Twenty-six years ago this week, Stephen Lawrence, 18, was murdered in cold blood by a gang of young men who targeted him in a racist attack in south east London, stabbing him to death.
While two people were convicted of his murder nearly ten years later thanks to DNA evidence, their accomplices were never brought to justice.
Stephen’s murder, the resultant case and its aftermath marked a watershed moment in the history of British race relations. In a grossly mishandled case, the abject failure of the police in securing justice for Stephen and his family sparked a public inquiry that laid bare the extent of institutional racism in the police force.
The twenty-sixth anniversary of Stephen’s death on Monday (April 22), marked the first official Stephen Lawrence Day, announced by the government last year to commemorate the young man whose life was violently cut short by racism.
London mayor Sadiq Khan called Stephen Lawrence Day “an opportunity to celebrate Stephen’s life as well as the great work that is now being done in his name to inspire schoolchildren to ‘live their best life’.”

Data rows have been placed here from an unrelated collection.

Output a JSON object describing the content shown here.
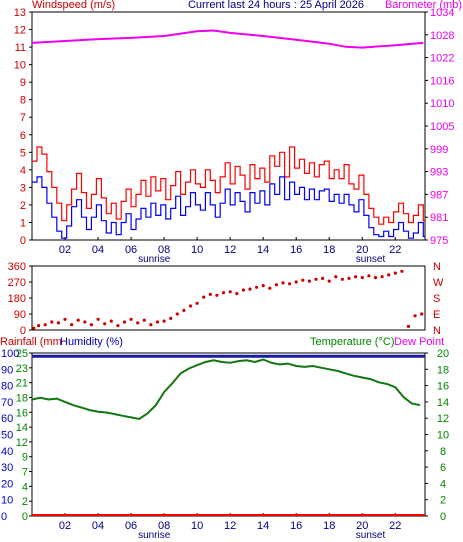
{
  "header": {
    "left": "Windspeed (m/s)",
    "center": "Current last 24 hours : 25 April 2026",
    "right": "Barometer (mb)"
  },
  "bottom_header": {
    "rainfall": "Rainfall (mm",
    "humidity": "Humidity (%)",
    "temperature": "Temperature (°C)",
    "dewpoint": "Dew Point"
  },
  "day_labels": {
    "sunrise": "sunrise",
    "sunset": "sunset"
  },
  "colors": {
    "wind_axis": "#cc0000",
    "baro": "#ee00ee",
    "gust": "#ff0000",
    "avg": "#0000ff",
    "dir": "#cc0000",
    "rain": "#ff0000",
    "humidity_axis": "#0000cc",
    "humidity": "#1a1aa0",
    "temp": "#117711",
    "temp_axis": "#008800"
  },
  "chart_data": [
    {
      "type": "line",
      "name": "wind-baro",
      "x_ticks": [
        "02",
        "04",
        "06",
        "08",
        "10",
        "12",
        "14",
        "16",
        "18",
        "20",
        "22"
      ],
      "x_hours": [
        2,
        4,
        6,
        8,
        10,
        12,
        14,
        16,
        18,
        20,
        22
      ],
      "xlim": [
        0,
        23.8
      ],
      "y_left_ticks": [
        "0",
        "1",
        "2",
        "3",
        "4",
        "5",
        "6",
        "7",
        "8",
        "9",
        "10",
        "11",
        "12",
        "13"
      ],
      "ylim_left": [
        0,
        13
      ],
      "y_right_ticks": [
        "975",
        "981",
        "987",
        "993",
        "999",
        "1005",
        "1010",
        "1016",
        "1022",
        "1028",
        "1034"
      ],
      "ylim_right": [
        975,
        1034
      ],
      "series": [
        {
          "key": "baro",
          "x": [
            0,
            2,
            4,
            6,
            8,
            10,
            11,
            12,
            14,
            16,
            18,
            19,
            20,
            22,
            23.7
          ],
          "y": [
            1026,
            1026.5,
            1027,
            1027.3,
            1027.8,
            1029,
            1029.2,
            1028.6,
            1027.8,
            1026.8,
            1025.8,
            1025,
            1024.8,
            1025.4,
            1026
          ]
        },
        {
          "key": "gust",
          "x": [
            0,
            0.3,
            0.6,
            0.9,
            1.2,
            1.5,
            1.8,
            2.1,
            2.4,
            2.7,
            3.0,
            3.3,
            3.6,
            3.9,
            4.2,
            4.5,
            4.8,
            5.1,
            5.4,
            5.7,
            6.0,
            6.3,
            6.6,
            6.9,
            7.2,
            7.5,
            7.8,
            8.1,
            8.4,
            8.7,
            9.0,
            9.3,
            9.6,
            9.9,
            10.2,
            10.5,
            10.8,
            11.1,
            11.4,
            11.7,
            12.0,
            12.3,
            12.6,
            12.9,
            13.2,
            13.5,
            13.8,
            14.1,
            14.4,
            14.7,
            15.0,
            15.3,
            15.6,
            15.9,
            16.2,
            16.5,
            16.8,
            17.1,
            17.4,
            17.7,
            18.0,
            18.3,
            18.6,
            18.9,
            19.2,
            19.5,
            19.8,
            20.1,
            20.4,
            20.7,
            21.0,
            21.3,
            21.6,
            21.9,
            22.2,
            22.5,
            22.8,
            23.1,
            23.4,
            23.7
          ],
          "y": [
            4.5,
            5.3,
            4.9,
            3.9,
            3.0,
            2.1,
            1.1,
            2.0,
            2.9,
            3.8,
            2.7,
            1.8,
            2.6,
            3.5,
            2.4,
            1.5,
            2.1,
            1.2,
            2.2,
            2.9,
            1.9,
            2.6,
            3.4,
            2.5,
            3.6,
            2.8,
            3.5,
            2.3,
            3.1,
            3.9,
            2.6,
            3.3,
            4.0,
            3.2,
            3.0,
            4.0,
            3.4,
            2.7,
            3.6,
            4.4,
            3.2,
            4.2,
            3.7,
            2.9,
            4.3,
            3.5,
            4.1,
            3.3,
            4.8,
            4.2,
            5.0,
            3.6,
            5.3,
            4.1,
            4.6,
            3.8,
            4.4,
            3.6,
            4.3,
            4.5,
            3.5,
            4.0,
            3.5,
            4.3,
            3.2,
            2.9,
            3.7,
            2.6,
            1.8,
            1.3,
            0.9,
            1.3,
            1.0,
            1.6,
            2.1,
            1.5,
            1.0,
            1.4,
            2.0,
            1.1
          ]
        },
        {
          "key": "avg",
          "x": [
            0,
            0.3,
            0.6,
            0.9,
            1.2,
            1.5,
            1.8,
            2.1,
            2.4,
            2.7,
            3.0,
            3.3,
            3.6,
            3.9,
            4.2,
            4.5,
            4.8,
            5.1,
            5.4,
            5.7,
            6.0,
            6.3,
            6.6,
            6.9,
            7.2,
            7.5,
            7.8,
            8.1,
            8.4,
            8.7,
            9.0,
            9.3,
            9.6,
            9.9,
            10.2,
            10.5,
            10.8,
            11.1,
            11.4,
            11.7,
            12.0,
            12.3,
            12.6,
            12.9,
            13.2,
            13.5,
            13.8,
            14.1,
            14.4,
            14.7,
            15.0,
            15.3,
            15.6,
            15.9,
            16.2,
            16.5,
            16.8,
            17.1,
            17.4,
            17.7,
            18.0,
            18.3,
            18.6,
            18.9,
            19.2,
            19.5,
            19.8,
            20.1,
            20.4,
            20.7,
            21.0,
            21.3,
            21.6,
            21.9,
            22.2,
            22.5,
            22.8,
            23.1,
            23.4,
            23.7
          ],
          "y": [
            3.3,
            3.6,
            3.0,
            2.1,
            1.3,
            0.5,
            0.1,
            0.8,
            1.9,
            2.3,
            1.3,
            0.6,
            1.3,
            2.0,
            1.1,
            0.4,
            1.0,
            0.3,
            1.0,
            1.5,
            0.6,
            1.2,
            1.8,
            1.3,
            2.1,
            1.4,
            2.0,
            1.2,
            1.8,
            2.5,
            1.4,
            1.9,
            2.7,
            2.0,
            1.7,
            2.7,
            2.0,
            1.3,
            2.1,
            2.9,
            2.0,
            2.7,
            2.2,
            1.6,
            2.7,
            2.1,
            2.8,
            2.0,
            3.2,
            2.6,
            3.6,
            2.3,
            3.3,
            2.6,
            3.0,
            2.3,
            2.9,
            2.3,
            2.8,
            2.9,
            2.2,
            2.6,
            2.1,
            2.6,
            2.0,
            1.6,
            2.3,
            1.4,
            0.7,
            0.3,
            0.2,
            0.5,
            0.2,
            0.6,
            1.0,
            0.5,
            0.1,
            0.4,
            1.0,
            0.2
          ]
        }
      ]
    },
    {
      "type": "scatter",
      "name": "wind-direction",
      "xlim": [
        0,
        23.8
      ],
      "y_ticks": [
        "0",
        "90",
        "180",
        "270",
        "360"
      ],
      "ylim": [
        0,
        360
      ],
      "compass": [
        "N",
        "E",
        "S",
        "W",
        "N"
      ],
      "x": [
        0.1,
        0.4,
        0.8,
        1.2,
        1.6,
        2.0,
        2.4,
        2.8,
        3.2,
        3.6,
        4.0,
        4.4,
        4.8,
        5.2,
        5.6,
        6.0,
        6.4,
        6.8,
        7.2,
        7.6,
        8.0,
        8.4,
        8.8,
        9.2,
        9.6,
        10.0,
        10.4,
        10.8,
        11.2,
        11.6,
        12.0,
        12.4,
        12.8,
        13.2,
        13.6,
        14.0,
        14.4,
        14.8,
        15.2,
        15.6,
        16.0,
        16.4,
        16.8,
        17.2,
        17.6,
        18.0,
        18.4,
        18.8,
        19.2,
        19.6,
        20.0,
        20.4,
        20.8,
        21.2,
        21.6,
        22.0,
        22.4,
        22.8,
        23.2,
        23.6
      ],
      "y": [
        10,
        25,
        30,
        45,
        40,
        60,
        30,
        55,
        45,
        30,
        60,
        35,
        50,
        25,
        45,
        60,
        40,
        55,
        30,
        45,
        50,
        65,
        90,
        110,
        135,
        150,
        185,
        200,
        195,
        210,
        215,
        205,
        225,
        230,
        240,
        250,
        235,
        255,
        265,
        260,
        270,
        280,
        275,
        285,
        290,
        275,
        300,
        285,
        290,
        300,
        295,
        305,
        295,
        300,
        310,
        320,
        330,
        20,
        80,
        90
      ]
    },
    {
      "type": "line",
      "name": "temp-humidity",
      "xlim": [
        0,
        23.8
      ],
      "y_hum_ticks": [
        "0",
        "10",
        "20",
        "30",
        "40",
        "50",
        "60",
        "70",
        "80",
        "90",
        "100"
      ],
      "y_temp_left_ticks": [
        "0",
        "2",
        "4",
        "7",
        "9",
        "12",
        "14",
        "16",
        "18",
        "21",
        "23",
        "25"
      ],
      "y_temp_right_ticks": [
        "0",
        "2",
        "4",
        "6",
        "8",
        "10",
        "12",
        "14",
        "16",
        "18",
        "20"
      ],
      "ylim_temp": [
        0,
        20
      ],
      "rain_total": 0,
      "humidity_value": 98,
      "series": [
        {
          "key": "temp",
          "x": [
            0,
            0.5,
            1,
            1.5,
            2,
            2.5,
            3,
            3.5,
            4,
            4.5,
            5,
            5.5,
            6,
            6.5,
            7,
            7.5,
            8,
            8.5,
            9,
            9.5,
            10,
            10.5,
            11,
            11.5,
            12,
            12.5,
            13,
            13.5,
            14,
            14.5,
            15,
            15.5,
            16,
            16.5,
            17,
            17.5,
            18,
            18.5,
            19,
            19.5,
            20,
            20.5,
            21,
            21.5,
            22,
            22.5,
            23,
            23.5
          ],
          "y": [
            14.3,
            14.5,
            14.3,
            14.4,
            14.0,
            13.6,
            13.3,
            13.0,
            12.8,
            12.7,
            12.5,
            12.3,
            12.1,
            11.9,
            12.6,
            13.6,
            15.2,
            16.3,
            17.5,
            18.1,
            18.5,
            18.9,
            19.1,
            18.9,
            18.8,
            19.0,
            19.1,
            18.9,
            19.2,
            18.8,
            18.6,
            18.7,
            18.4,
            18.3,
            18.4,
            18.2,
            18.0,
            17.8,
            17.5,
            17.2,
            17.0,
            16.8,
            16.4,
            16.2,
            15.8,
            14.6,
            13.8,
            13.6
          ]
        }
      ]
    }
  ]
}
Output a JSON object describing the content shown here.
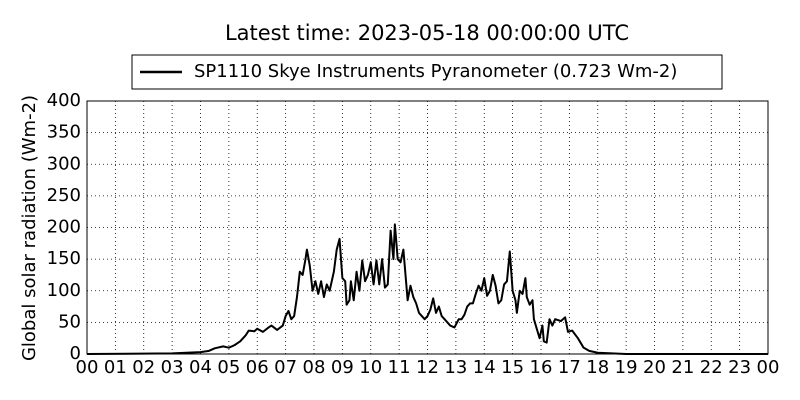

“The murder of Stephen Lawrence was a horrific racist crime that shamed our country – and led to the Stephen Lawrence Public Inquiry,” he said. “This was a landmark moment in the history of British race relations. But as well as reflecting on this legacy, we most also remember Stephen’s life.”
“Stephen was a talented young Londoner who dreamt of becoming an architect but tragically never had the opportunity fulfil his true potential.”
Stephen Lawrence’s mother, Baroness Doreen Lawrence, said much more had to be done to combat racism through education.
“If we are to encourage future generations to build a better society, free from discrimination, I believe that we must teach tolerance and inclusion from an early age,” she wrote in a letter to the Guardian this week. “Education is a powerful way of inspiring young people, and I would like to see British schools put the values of respect and fairness at the heart of the curriculum.”
Unite executive council member and bus driver James Mitchell – who has long been an advocate for anti-racism education in schools – agreed.
“Lady Doreen Lawrence is 110 per cent correct,” he told UniteLive. “The only way we can effectively tackle racism is through early intervention. Show Racism the Red Card, an organisation that Unite has long supported has done just that, by going into schools and educating our young people about racism, using football as an educational tool.”
But Mitchell warned that such education will require the necessary funding.
“Show Racism the Red Card and other organisations like it have faced significant cuts in government funding. It’s all well and good for the government to say it wants to tackle racism but it needs to follow up its words with action.”
Mitchell went on to slam the government for cutting funding to youth clubs and other services for young people.
“It’s a scandal that twenty-six years after Stephen’s death, knife crime has skyrocketed in lockstep with government cuts to youth services. Young people must feel like they’ve been given a stake in society – they must be given something to do. Otherwise we will continue to see this knock-on effect of escalating youth crime.”
‘Youth and equality’
Mitchell said that it was important to mark Stephen Lawrence Day this week because his story “really represented a turning point in our history”.
“It’s devastating that an innocent young man had to die for change to happen, but the inquiry truly brought about a monumental change – it forced the establishment to reckon with racism within its own ranks.
“Marking Stephen Lawrence Day is critical for us as trade unionists because at the heart of our union is youth and equality – we can only grow as a union if we support our young people and it is only through our dedication to equality that we create an even playing field that allows all people, no matter their race, creed or sexuality, to realise their full potential.”
Unite national officer for equalities Harish Patel agreed.
“Unite welcomes this year’s first Stephen Lawrence Day – we believe it is vital to pay tribute to an inspiring young man whose life was tragically cut short by the violent racism that still blights our society today. But our tributes must be coupled with the action we must undertake every day of the year to fight racism and violent crime.
“This includes the work Unite does day-in and day-out with its support of organisations like Show Racism the Red Card and other union-led initiatives to stand up to racism in whatever form it takes – whether it’s on the streets, in our workplaces or in our institutions of power.”
Speaking ahead of a Show Racism the Red Card School Competition Awards at the Etihad Stadium tomorrow (April 25), Unite general secretary Len McCluskey hailed the work of the organisation.
“Unite is a proud supporter of Show Racism the Red Card and its tireless work in schools across the country,” he said. “The work of Show Racism the Red Card is vital in educating young people and ridding racism from our football pitches, terraces and communities. All the entrants and winners in this year’s awards should be proud of their work which demonstrates that unity can overcome division and discrimination.”